What happens next is up to us. We have a choice; to allow these essential, life- supporting, and beautiful landscapes to disappear forever – or to find new ways to live alongside them and incorporate them into the built environment.

As we discussed in Paradise Reimagined, just because we’ve done something the same way for years doesn’t mean that’s the way it has to be done. Take rain gardens for instance. In Restoring the Natural Rain Cycle, we explored how rain gardens help decrease runoff and improve the health of local rivers and streams. There are also living shorelines that replace hardscaping like weirs or boat launches. These living shorelines, like rain gardens, are designed and installed to mimic the natural landscape, restore the water cycle, and support local ecology. They work because they allow the land to function as it needs to. And they can be planted and maintained to bring beauty, biodiversity, and wildlife to the human community.

I’ve worked in many different marshes, wetlands and shorelines, from the edges of the Chesapeake Bay to the Chicago Botanic Garden in Glencoe, Illinois. I’ve spent summers fishing the marshes in Brigantine, New Jersey with my father and uncles, and untold weekend hours hiking through marshes and bogs in every state I’ve ever visited or lived in. I’ve waded in streams, cleaned out oyster hatcheries, and piloted boats along waterways in all seasons and most weather. The thing that I come away with every time is the beauty of those places. It takes very little to make them read as gardened spaces; just some attention to color and design, as well as an acceptance of the inherent beauty in ecological function. They will never look like a formal rose garden, but they don’t need to. Marshes and wetlands already speak to us. The way the land, water, and sky meet and balance one another…there is a rightness to these landscapes, to how essential they are, and how fragile they are.
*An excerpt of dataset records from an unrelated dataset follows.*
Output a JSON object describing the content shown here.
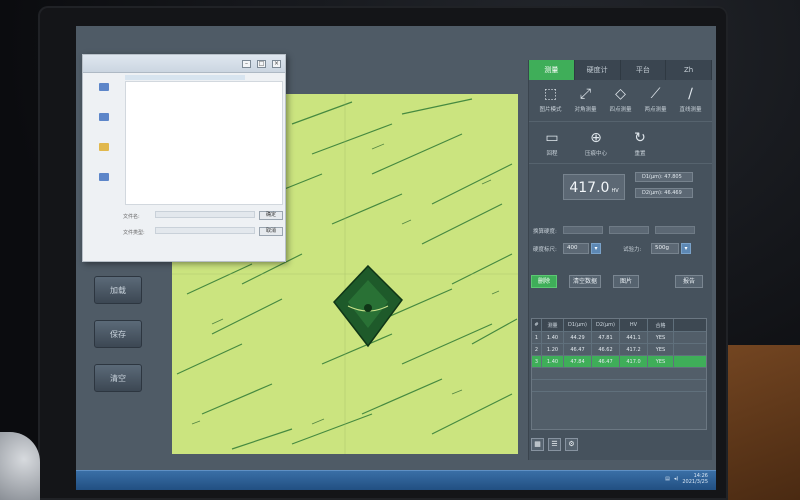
{
  "panel": {
    "tabs": [
      {
        "label": "测量",
        "active": true
      },
      {
        "label": "硬度计",
        "active": false
      },
      {
        "label": "平台",
        "active": false
      },
      {
        "label": "Zh",
        "active": false
      }
    ],
    "tools_row1": [
      {
        "icon": "box-select-icon",
        "glyph": "⬚",
        "label": "图片模式"
      },
      {
        "icon": "axis-measure-icon",
        "glyph": "⤢",
        "label": "对角测量"
      },
      {
        "icon": "diamond-measure-icon",
        "glyph": "◇",
        "label": "四点测量"
      },
      {
        "icon": "two-point-measure-icon",
        "glyph": "⟋",
        "label": "两点测量"
      },
      {
        "icon": "line-measure-icon",
        "glyph": "∕",
        "label": "直线测量"
      }
    ],
    "tools_row2": [
      {
        "icon": "monitor-icon",
        "glyph": "▭",
        "label": "回程"
      },
      {
        "icon": "target-center-icon",
        "glyph": "⊕",
        "label": "压痕中心"
      },
      {
        "icon": "refresh-icon",
        "glyph": "↻",
        "label": "重置"
      }
    ],
    "readout": {
      "hardness_value": "417.0",
      "hardness_unit": "HV",
      "d1": "D1(μm): 47.805",
      "d2": "D2(μm): 46.469"
    },
    "params": {
      "hardness_label": "硬度标尺:",
      "hardness_select": "400",
      "test_force_label": "试验力:",
      "test_force_select": "500g",
      "conversion_label": "换算硬度:"
    },
    "actions": {
      "save": "删除",
      "clear": "清空数据",
      "export": "图片",
      "report": "报告"
    },
    "table": {
      "headers": [
        "#",
        "测量",
        "D1(μm)",
        "D2(μm)",
        "HV",
        "合格"
      ],
      "rows": [
        {
          "marker": "",
          "cells": [
            "1",
            "1.40",
            "44.29",
            "47.81",
            "441.1",
            "YES"
          ],
          "selected": false
        },
        {
          "marker": "",
          "cells": [
            "2",
            "1.20",
            "46.47",
            "46.62",
            "417.2",
            "YES"
          ],
          "selected": false
        },
        {
          "marker": "▸",
          "cells": [
            "3",
            "1.40",
            "47.84",
            "46.47",
            "417.0",
            "YES"
          ],
          "selected": true
        }
      ]
    },
    "bottom_tools": [
      {
        "icon": "calculator-icon",
        "glyph": "▦"
      },
      {
        "icon": "list-icon",
        "glyph": "☰"
      },
      {
        "icon": "settings-icon",
        "glyph": "⚙"
      }
    ]
  },
  "left_rail": [
    "加载",
    "保存",
    "清空"
  ],
  "dialog": {
    "ok_button": "确定",
    "cancel_button": "取消",
    "filename_label": "文件名:",
    "filetype_label": "文件类型:"
  },
  "taskbar": {
    "time": "14:26",
    "date": "2021/3/25"
  },
  "colors": {
    "accent_green": "#3fae59",
    "panel_bg": "#46525d",
    "scope_bg": "#c7e27a"
  }
}
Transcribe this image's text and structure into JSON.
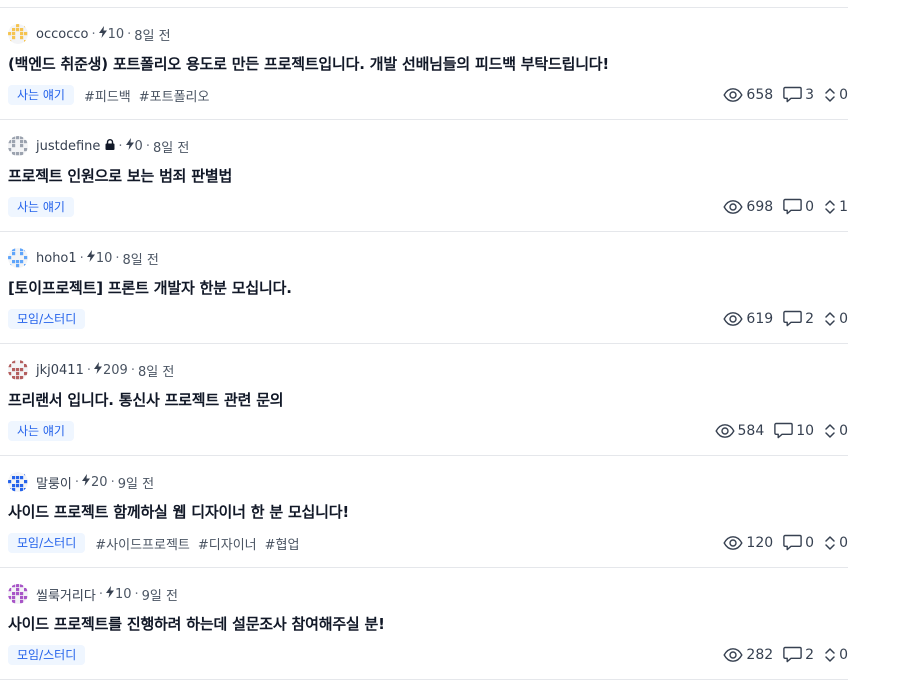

Imagine for a moment a community along a river – the Delaware perhaps. Picture beautiful front yard rain gardens instead of storm drains. Imagine sweeps of soft shorelines full of sparkling grass and brilliant flowers. Think of water where children can swim safely, throw a line in for fish, and hear the frogs singing in the spring. Picture what that community would look like, and how it would feel to live there.

Imagine it – then take action. Do you have a wet spot in your yard? Consider a rain garden or seep garden. Does a river or stream run through your community? Put a group together to plant a living shoreline. Encourage your neighbors to do the same and advocate for better protection for marshes, wetlands and waterways on a national level. It’s time for the story of the marsh to stop being a cautionary tale of all we’ve lost, and all we still stand to lose. It’s time for it to become, once again, the story of home.